Original language: English

Original title: The Maniac

Year of publication: 2023

Translation: Benjamin Labatut

Valuation: Highly recommended high

It’s not easy to condense MANIAC into half a dozen paragraphs. We could say that it is a triptych about reason and madness (that the dream of reason produces monsters), a metaphysical-mathematical novel about the dangers of technology, about men who played at being gods who do not play dice. , about half-open Pandora’s boxes, etc. So many things contained in 400 pages that, at least two thirds of them, remind me a lot of Zelig, that Woody Allen film about a chameleon-like man in which the New Yorker used the documentary form to build the biography of the character. . Let’s not get ahead of ourselves.

There are three parts into which the text is divided, the second and largest being the center of a work that extends its tentacles towards the past and the future.

The first of them tells the story of the physicist Paul Ehrenfest and his growing death drive as a result of perverse rationality that was beginning to take root around him. A really brutal and disturbing beginning that brings to mind The tunnel by Ernesto Sábato (curiously or not, a physicist and mathematician before a writer and who abandoned science due to an existential crisis).

In the central part, which occupies 170 of the 400 pages of the book, the biography of the Hungarian Janos Lajos Neumann is fictionalized, who became Johnny Von Neumann once he emigrated to the United States and JVN for us, a fascinating and contradictory character (brilliant and childish, selfish and cruel genius, obsessive visionary), who in his 54 years of life created the first modern computer, laid the mathematical foundations of quantum mechanics or game theory, participated in the creation of the bomb atomic, prophesied artificial intelligence, etc. As I said before, JVN’s biography is constructed in the form of a false documentary / journalistic report based on true facts and testimonies from 15 people who accompanied the “genius” in life: colleagues, friends, wives, daughter, etc. With this, what Labatut achieves, in addition to covering the entirety of JVN’s life and work, is to suggest an infinite number of questions and doubts and hence that mathematical-metaphysical aspect that he spoke of.

Finally, the final 100 pages bring us closer to the future interviewed by JVN and tell us about the challenge between Lee Sedol, the best Go player of his time, and Alpha Go, an advanced artificial intelligence system. We contemplate, thus, the advance of the technologies developed or prefigured by JVN and company, we stand, this time, face to face with the machines, and we witness, between fascinated and trembling, the terrifying beauty of the possibilities that they suggest.

I think there are two main successes or virtues of Labatut in this work. On the one hand, the chosen structure, with multiple voices, and their temporal location, many years after JVN’s death, give rise to varied readings, different interpretations of the character’s life and creations; On the other hand, the pace with which Labatut handles the narrative makes such “arduous” topics as nuclear physics, quantum mechanics or the game of Go become something truly exciting. In this sense, Labatut recalls the best Bolaño, capable of giving a dizzying pace to any narrative, whether it is about Nazi writers, horrible crimes or realvisceralist delusions.

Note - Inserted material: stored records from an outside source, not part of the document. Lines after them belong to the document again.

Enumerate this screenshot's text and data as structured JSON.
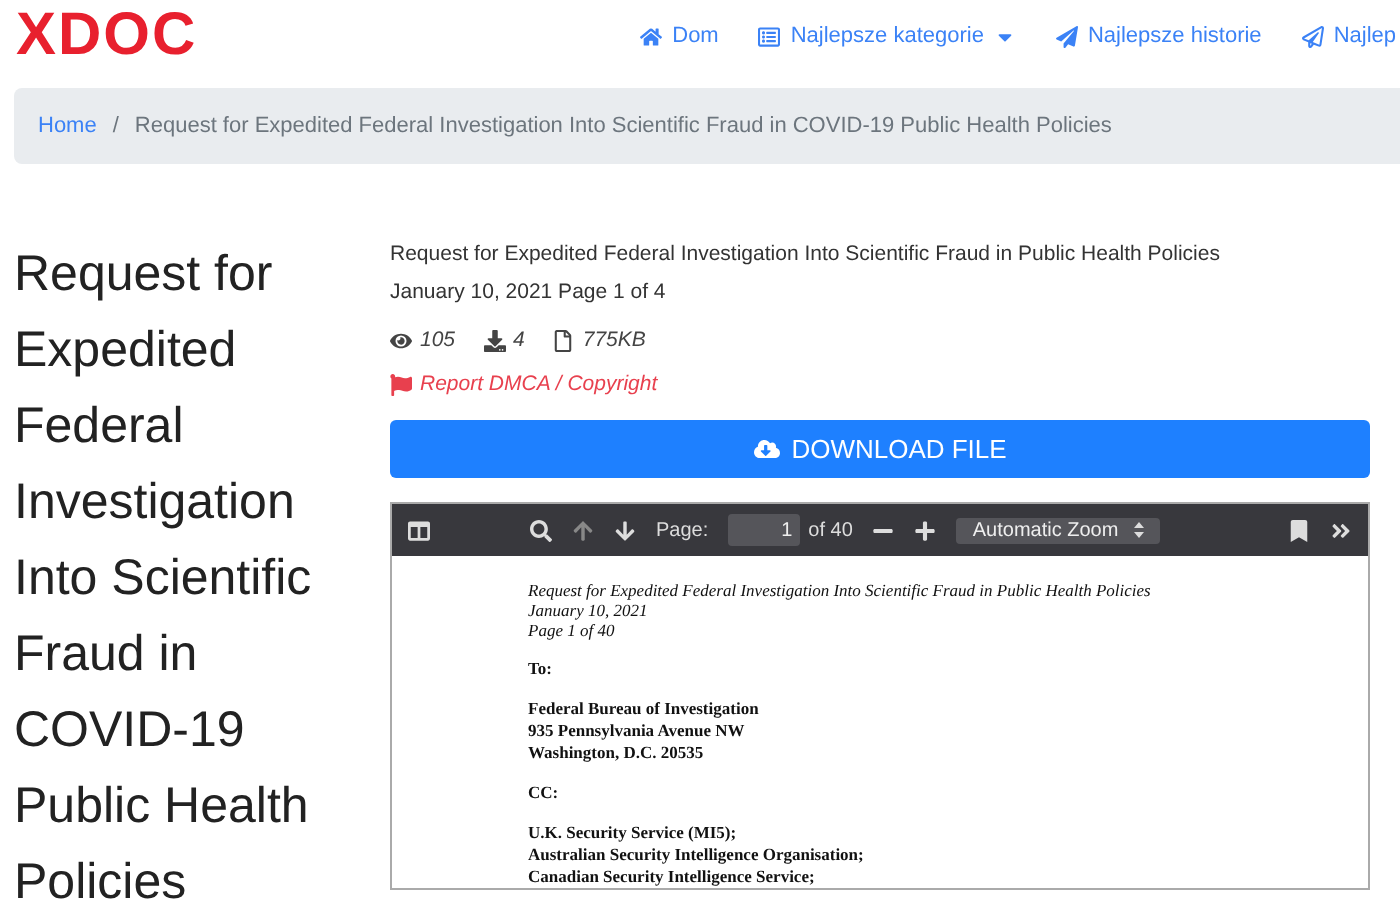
{
  "logo": "XDOC",
  "nav": [
    {
      "label": "Dom",
      "kind": "home"
    },
    {
      "label": "Najlepsze kategorie",
      "kind": "dropdown"
    },
    {
      "label": "Najlepsze historie",
      "kind": "send"
    },
    {
      "label": "Najlep",
      "kind": "send-outline"
    }
  ],
  "breadcrumb": {
    "home": "Home",
    "separator": "/",
    "current": "Request for Expedited Federal Investigation Into Scientific Fraud in COVID-19 Public Health Policies"
  },
  "title": "Request for Expedited Federal Investigation Into Scientific Fraud in COVID-19 Public Health Policies",
  "summary": [
    "Request for Expedited Federal Investigation Into Scientific Fraud in Public Health Policies",
    "January 10, 2021 Page 1 of 4"
  ],
  "stats": [
    {
      "kind": "views",
      "value": "105"
    },
    {
      "kind": "downloads",
      "value": "4"
    },
    {
      "kind": "size",
      "value": "775KB"
    }
  ],
  "report_link": "Report DMCA / Copyright",
  "download_button": "DOWNLOAD FILE",
  "viewer": {
    "page_label": "Page:",
    "page_value": "1",
    "page_total": "of 40",
    "zoom": "Automatic Zoom",
    "header_lines": [
      "Request for Expedited Federal Investigation Into Scientific Fraud in Public Health Policies",
      "January 10, 2021",
      "Page 1 of 40"
    ],
    "blocks": [
      [
        "To:"
      ],
      [
        "Federal Bureau of Investigation",
        "935 Pennsylvania Avenue NW",
        "Washington, D.C. 20535"
      ],
      [
        "CC:"
      ],
      [
        "U.K. Security Service (MI5);",
        "Australian Security Intelligence Organisation;",
        "Canadian Security Intelligence Service;"
      ]
    ]
  }
}
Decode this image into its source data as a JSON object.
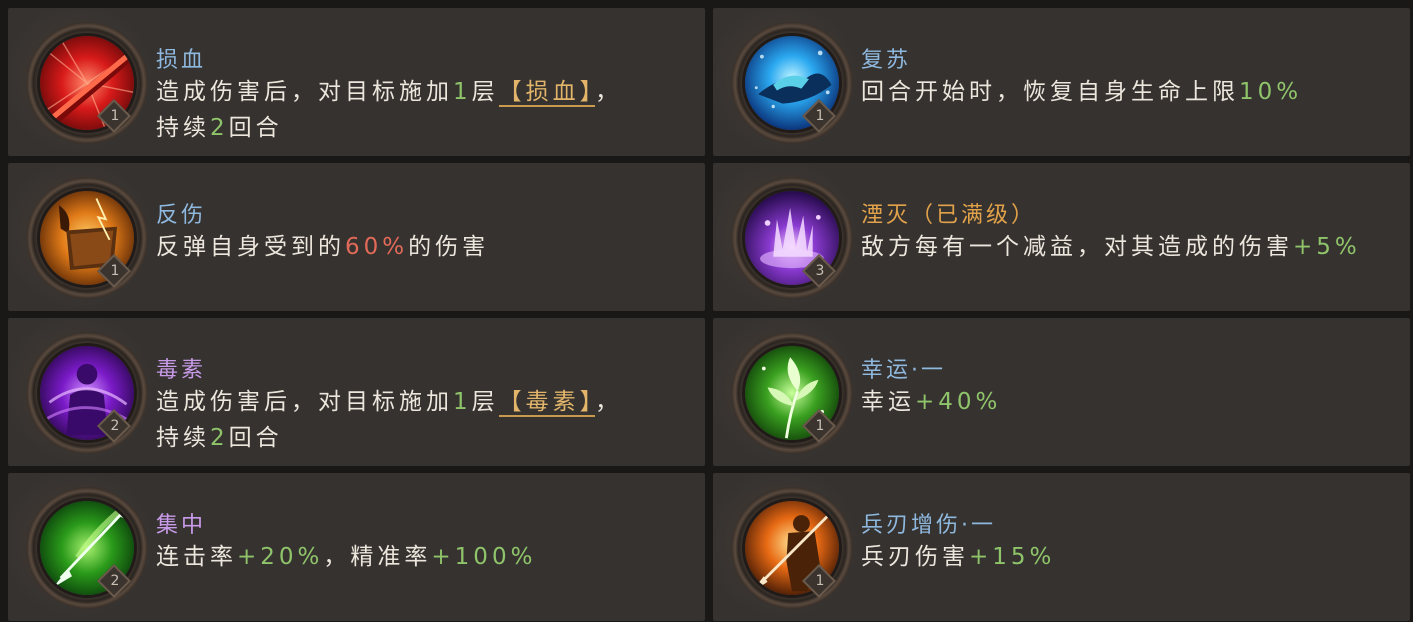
{
  "colors": {
    "blue_name": "#8fb8de",
    "orange_name": "#e2a24a",
    "purple_name": "#c89ae8",
    "value_green": "#8fc46a",
    "value_red": "#e26a58",
    "tag_gold": "#e2b56a"
  },
  "skills": [
    {
      "id": "sunxue",
      "icon": "blood-slash-icon",
      "name": "损血",
      "name_color": "blue",
      "level": "1",
      "desc": [
        "造成伤害后，对目标施加",
        "1",
        "层",
        "【损血】",
        "，持续",
        "2",
        "回合"
      ]
    },
    {
      "id": "fusu",
      "icon": "revive-ship-icon",
      "name": "复苏",
      "name_color": "blue",
      "level": "1",
      "desc": [
        "回合开始时，恢复自身生命上限",
        "10%"
      ]
    },
    {
      "id": "fanshang",
      "icon": "shield-reflect-icon",
      "name": "反伤",
      "name_color": "blue",
      "level": "1",
      "desc": [
        "反弹自身受到的",
        "60%",
        "的伤害"
      ]
    },
    {
      "id": "yanmie",
      "icon": "splash-icon",
      "name": "湮灭（已满级）",
      "name_color": "orange",
      "level": "3",
      "desc": [
        "敌方每有一个减益，对其造成的伤害",
        "+5%"
      ]
    },
    {
      "id": "dusu",
      "icon": "poison-figure-icon",
      "name": "毒素",
      "name_color": "purple",
      "level": "2",
      "desc": [
        "造成伤害后，对目标施加",
        "1",
        "层",
        "【毒素】",
        "，持续",
        "2",
        "回合"
      ]
    },
    {
      "id": "xingyun",
      "icon": "leaf-sprout-icon",
      "name": "幸运·一",
      "name_color": "blue",
      "level": "1",
      "desc": [
        "幸运",
        "+40%"
      ]
    },
    {
      "id": "jizhong",
      "icon": "arrow-focus-icon",
      "name": "集中",
      "name_color": "purple",
      "level": "2",
      "desc": [
        "连击率",
        "+20%",
        "，精准率",
        "+100%"
      ]
    },
    {
      "id": "bingren",
      "icon": "warrior-spear-icon",
      "name": "兵刃增伤·一",
      "name_color": "blue",
      "level": "1",
      "desc": [
        "兵刃伤害",
        "+15%"
      ]
    }
  ]
}
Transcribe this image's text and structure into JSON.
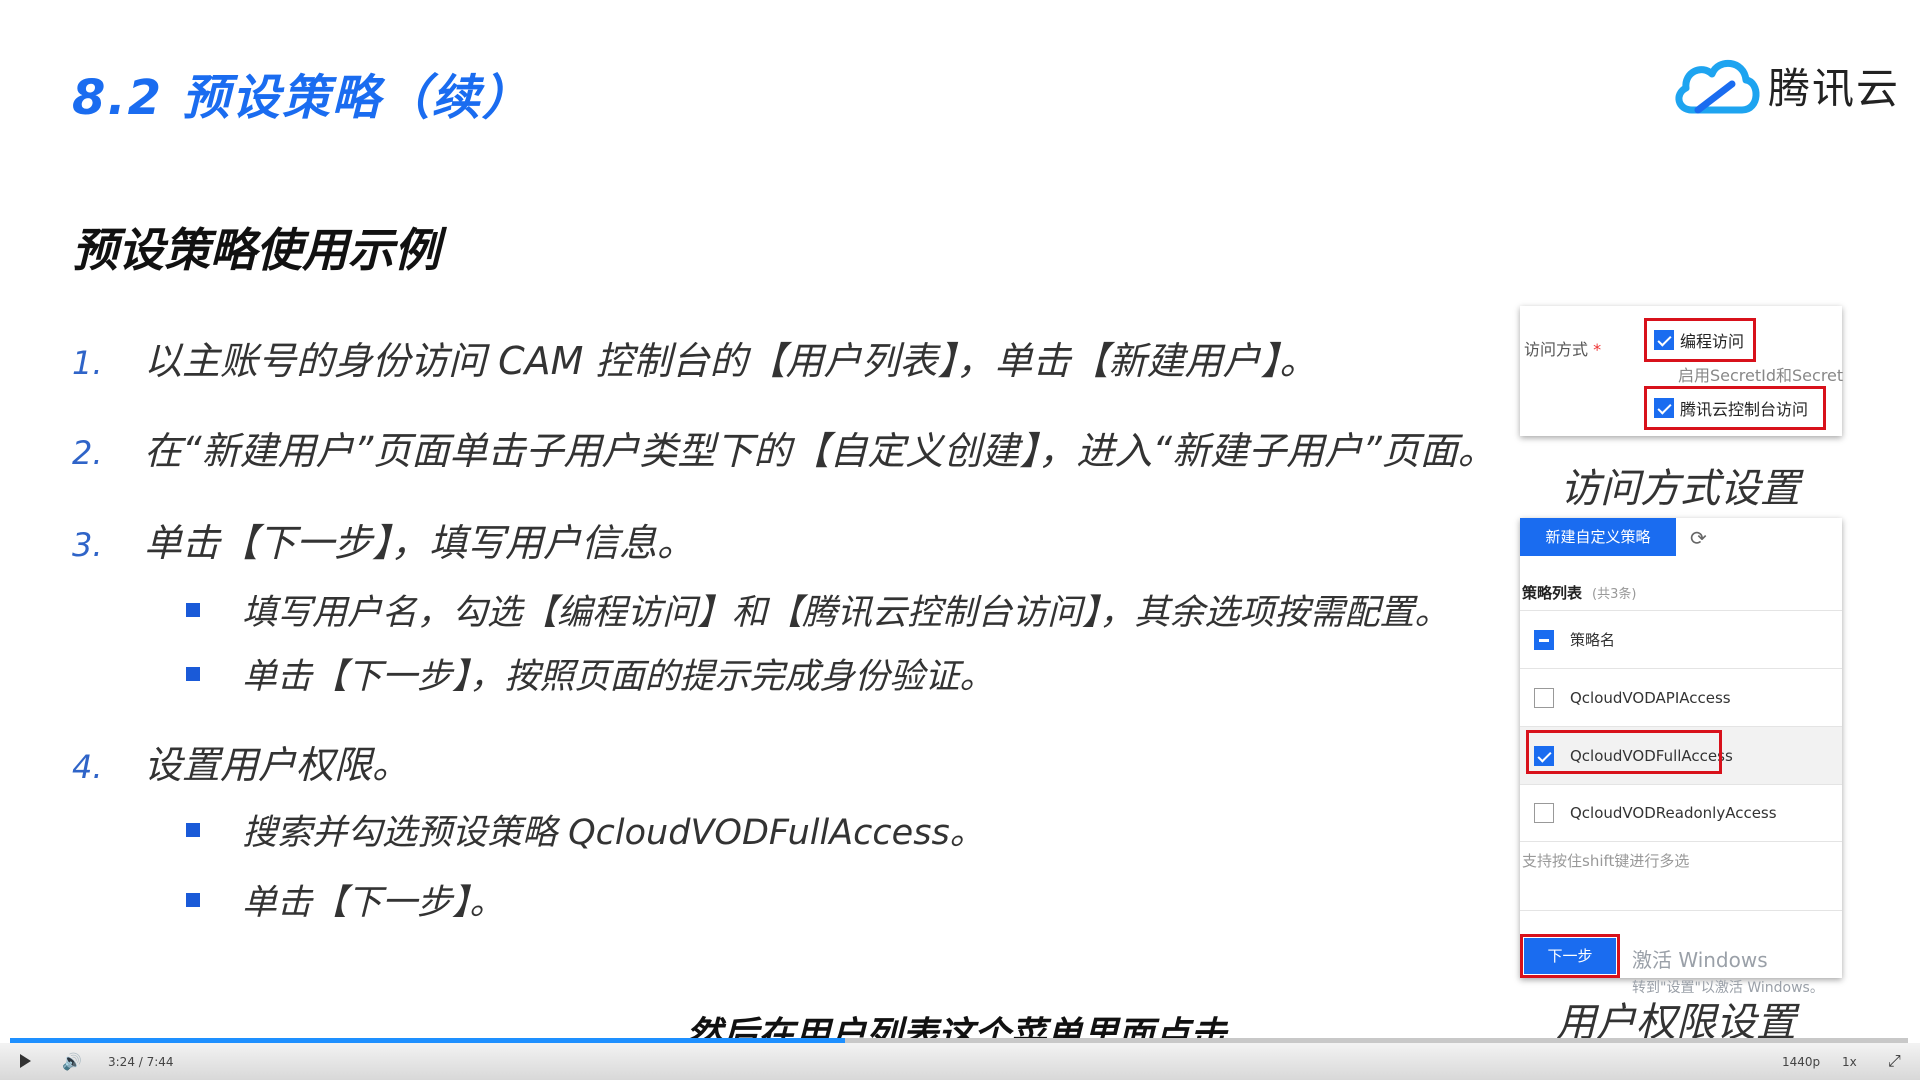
{
  "slide": {
    "title": "8.2 预设策略（续）",
    "logo_text": "腾讯云",
    "subtitle": "预设策略使用示例",
    "steps": [
      {
        "num": "1.",
        "text": "以主账号的身份访问 CAM 控制台的【用户列表】，单击【新建用户】。"
      },
      {
        "num": "2.",
        "text": "在“新建用户”页面单击子用户类型下的【自定义创建】，进入“新建子用户”页面。"
      },
      {
        "num": "3.",
        "text": "单击【下一步】，填写用户信息。"
      },
      {
        "num": "4.",
        "text": "设置用户权限。"
      }
    ],
    "substeps": [
      "填写用户名，勾选【编程访问】和【腾讯云控制台访问】，其余选项按需配置。",
      "单击【下一步】，按照页面的提示完成身份验证。",
      "搜索并勾选预设策略 QcloudVODFullAccess。",
      "单击【下一步】。"
    ]
  },
  "panel_access": {
    "label": "访问方式",
    "required_mark": "*",
    "option1": "编程访问",
    "hint": "启用SecretId和Secret",
    "option2": "腾讯云控制台访问",
    "caption": "访问方式设置"
  },
  "panel_policy": {
    "new_button": "新建自定义策略",
    "list_title": "策略列表",
    "list_count": "(共3条)",
    "header": "策略名",
    "rows": [
      "QcloudVODAPIAccess",
      "QcloudVODFullAccess",
      "QcloudVODReadonlyAccess"
    ],
    "support_hint": "支持按住shift键进行多选",
    "next_button": "下一步",
    "caption": "用户权限设置"
  },
  "watermark": {
    "line1": "激活 Windows",
    "line2": "转到\"设置\"以激活 Windows。"
  },
  "video_subtitle": "然后在用户列表这个菜单里面点击",
  "player": {
    "time": "3:24 / 7:44",
    "progress": 0.44,
    "quality": "1440p",
    "speed": "1x",
    "colors": {
      "accent": "#1e90ff"
    }
  },
  "icons": [
    "tencent-cloud-logo-icon",
    "refresh-icon",
    "play-icon",
    "volume-icon",
    "fullscreen-icon"
  ]
}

The only thing that “clouds” the assessment of the book and does not place it in the essential category is the excessively “Wikipedia” nature of the text. And this leads me to wonder if Benjamín Labatut is a genius or a snake charmer, a great writer or a magician extremely skilled in his sleight of hand. To clarify this doubt (and because, whatever the case, I have enjoyed MANIAC like a dwarf) I have already ordered A terrible green. I will review it in a few weeks. It is said.